The remains of its two Romano-Celtic temples are buried beneath the ground, but archaeological digs have unearthed window glass, oyster shells, coins and pottery shards. The discovery of numerous pig skull and jaw fragments at one of the temple sites have led to suggestions it may have been dedicated to a boar cult.
Chanctonbury Ring is one of a number of important archaeological sites in the area, and various ancient dykes and barrows can be found nearby. These include rare saucer barrows and hlaews (burial monuments), which were built as the final resting place for high-ranking individuals in Anglo-Saxon or Viking times. Human remains were found in another barrow 400m to the west of the fort, together with an early-Bronze-Age dagger.
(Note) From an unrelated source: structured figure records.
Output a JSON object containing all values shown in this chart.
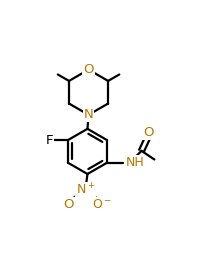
{
  "bg_color": "#ffffff",
  "bond_color": "#000000",
  "atom_colors": {
    "O": "#b87800",
    "N": "#b87800",
    "F": "#000000"
  },
  "lw": 1.6,
  "dbo": 0.013,
  "figsize": [
    2.18,
    2.77
  ],
  "dpi": 100
}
Sadly, medieval grave robbers are thought to have made away with many more finds.
Creatures of the hill
The past is palpable in this place, but even in the middle of winter there’s activity, too. Raptors float high above the hill: buzzards, peregrines, the occasional hen harrier and hobby. Redwings, fieldfares and waxwings scavenge busily for the last remaining berries, and a brown hare might be glimpsed among the winter stubble – a magical midwinter sight. And, says South Downs National Park lead ranger Tom Parry, “If you wrap up warm and stay out till dark, you’ll likely see barn owls quartering the field margins in the full moon, and perhaps even a woodcock flitting like a ghost into the darkness.”